Hector ajudou a içar as velas enquanto Liza curava os enfermos.

O mar ficava mais e mais agitado e irritado e era palpável a intenção assassina que era direcionada a eles. Os dois pararam o que faziam e sacaram suas armas, prontos para lutar com seja lá o que causava a tempestade.

Um rugido irrompeu quando uma enorme serpente marinha saiu para a superfície da água. Ela tinha enormes bigodes ondulantes e escamas verdes, além de dentes afiados, do tamanho da espada de Jack.

O enorme ser olhou para os dois humanos que sacaram armas contra si e balançou os bigodes. O resultado foi um raio que caiu próximo a Hector.

— É um espírito da água!

— Impossível! Eles não deviam ter passado pela fronteira!

Ethan pulou no mastro e correu na extensão do mesmo. Após isso ele pulou em direção ao rosto da criatura e puxou a espada. — Patada Leonina!

A besta mostrou os dentes, que refletiram o ataque. Em seguida, abriu a boca e cuspiu uma rajada de água pressurizada. Com grande agilidade que jogou o corpo para o lado, evitando a força da natureza.

— Maldito! — Pulou novamente no mastro. — Falcão Ascendente! — A lâmina cegou um olho do monstro e o rapaz se preparou para continuar o ataque. — Pêndulo Inverso!

A criatura não deixou que executasse a técnica e, com outro balanço dos bigodes, criou um vendaval que lançou o jovem para o mar.

— Ethan! — gritou Hector enquanto o monstro mergulhava, o enorme tamanho e força criou uma onda que lançou o navio para baixo.

O rapaz sentiu o peso do mar e olhou para frente, vendo a boca da criatura.

No instante seguinte, o espírito do mar emergiu com o Destruidor usando sua espada para segurar os dentes que ameaçavam o esmagar.

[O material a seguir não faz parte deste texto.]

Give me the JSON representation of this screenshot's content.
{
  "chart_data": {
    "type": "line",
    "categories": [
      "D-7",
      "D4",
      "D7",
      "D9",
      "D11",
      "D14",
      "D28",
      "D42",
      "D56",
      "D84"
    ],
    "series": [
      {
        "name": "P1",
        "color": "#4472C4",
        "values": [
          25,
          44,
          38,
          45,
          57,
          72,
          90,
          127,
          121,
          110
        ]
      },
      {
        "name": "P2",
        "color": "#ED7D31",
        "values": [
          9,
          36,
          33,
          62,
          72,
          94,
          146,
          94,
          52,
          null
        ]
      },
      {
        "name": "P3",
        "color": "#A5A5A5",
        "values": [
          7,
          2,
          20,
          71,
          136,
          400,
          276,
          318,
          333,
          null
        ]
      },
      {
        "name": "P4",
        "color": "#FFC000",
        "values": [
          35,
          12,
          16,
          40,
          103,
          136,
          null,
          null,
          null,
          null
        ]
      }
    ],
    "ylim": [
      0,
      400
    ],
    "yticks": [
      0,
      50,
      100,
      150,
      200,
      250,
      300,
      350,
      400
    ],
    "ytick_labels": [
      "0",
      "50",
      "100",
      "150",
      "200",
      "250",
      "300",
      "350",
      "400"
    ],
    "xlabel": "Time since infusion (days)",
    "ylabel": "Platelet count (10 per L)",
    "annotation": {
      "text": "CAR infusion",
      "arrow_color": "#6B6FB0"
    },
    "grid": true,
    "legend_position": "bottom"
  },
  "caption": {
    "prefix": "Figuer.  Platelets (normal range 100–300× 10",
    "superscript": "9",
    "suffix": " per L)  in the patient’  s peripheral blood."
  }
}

Hector começou o cântico das flechas mágicas, mas uma mão o impediu.

— Se atirar, o garoto vai perder o equilíbrio e será engolido — falou um monge que carregava uma Nagitana. Ele sorriu ao ver a atenção da criatura ir diretamente para ele e os olhos arregalarem. Hector sentiu a imensa pressão que o homem exalava e deu espaço para ele. — Deixe isso com os profissionais, novato.

Após dizer essas palavras, pulou para frente e brandiu sua Nagitana, a lâmina da lança cortou o pescoço da criatura, que rugiu de dor. Ethan usou a distração para pular para fora da boca.

“Quem é ele?” — Continuou com uma estocada para cima e girou a lâmina.

— Rasen Suisei! — gritou, a força do golpe perfurou o monstro e fez o homem sair do outro lado do buraco. Em seguida pulou no ar, como se andasse nele, e pegou o rapaz pelo cangote.

Com mais um salto, voltou para o navio e atirou o jovem na proa. — Não sei se é corajoso ou tolo. — Sorriu enquanto o rapaz se levantava.

— Senhor Suika! — A voz do capitão mostrava nervosismo enquanto se desculpava pelo incomodo.

— Suika? Quem é tu?

— Sou Kinmaru Suika, um Mármore explorador. — Sorriu ao ver a surpresa no rosto dos dois e a admiração clara de Ethan. — Vocês dois têm bastante coragem. Espero que consigam suas licenças.

Após falar isso, virou-se em direção a cabana enquanto deixava um deles pensativo. Olhava para as costas do Mármore e tomou uma decisão.

Podia ser uma bem idiota mas era algo que tinha que fazer.

— Espera… senhor Suika! — disse ao puxar a Bento da bainha. — Tem tempo para um duelo?